Only 11 per cent of normal services will run as members of four trade unions strike for 24 hours, causing the worst rail disruption of the year so far.
Due to the strike by members of the Rail, Maritime and Transport union (RMT), train drivers' union ASLEF, the Transport Salaried Staffs Association (TSSA), and Unite (at Great Western Railway), lines will be closed for the whole day between London and several major cities such as Birmingham, Edinburgh, Liverpool, Newcastle, Norwich and Manchester.

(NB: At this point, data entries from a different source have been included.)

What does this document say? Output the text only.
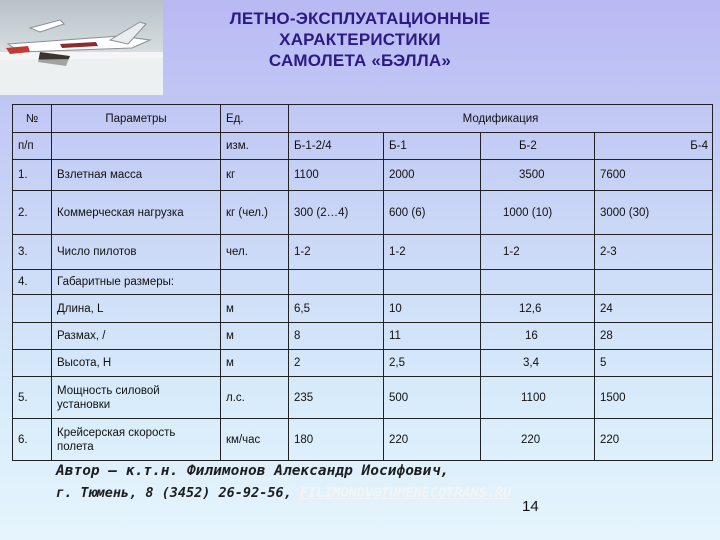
ЛЕТНО-ЭКСПЛУАТАЦИОННЫЕ
ХАРАКТЕРИСТИКИ
САМОЛЕТА «БЭЛЛА»
№	Параметры	Ед.	Модификация			
п/п		изм.	Б-1-2/4	Б-1	Б-2	Б-4
1.	Взлетная масса	кг	1100	2000	3500	7600
2.	Коммерческая нагрузка	кг (чел.)	300 (2…4)	600 (6)	1000 (10)	3000 (30)
3.	Число пилотов	чел.	1-2	1-2	1-2	2-3
4.	Габаритные размеры:					
	Длина, L	м	6,5	10	12,6	24
	Размах, /	м	8	11	16	28
	Высота, H	м	2	2,5	3,4	5
5.	Мощность силовой установки	л.с.	235	500	1100	1500
6.	Крейсерская скорость полета	км/час	180	220	220	220
Автор – к.т.н. Филимонов Александр Иосифович,
г. Тюмень, 8 (3452) 26-92-56, FILIMONOV@TUMENECOTRANS.RU
14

The dispute will see strike action on: Network Rail, Avanti West Coast, c2c, Chiltern Railways, CrossCountry, East Midlands Railway, Greater Anglia, Great Western Railway, Hull Trains, LNER, London Overground, Northern Trains, Southeastern Railway, South Western Railway, TransPennine Express, West Midlands Trains, and GTR (including Gatwick Express).
“We don’t want to be on strikebut this dispute will continue until the Government lifts the shackles from the train companies,” said Mick Whelan head of ASLEF.
"The message I am receiving from my members is that they want more industrial action, so I think more strikes are inevitable."
Mick Lynch, head of the RMT said: “Despite our positive discussion, the Chancellor’s intervention has made an already difficult dispute harder to resolve.
“I am also concerned the Government has recently been taking action that is lining the pockets of the ‘railway rich’ whilst rail workers continue to endure pay freezes and real-terms pay cuts.”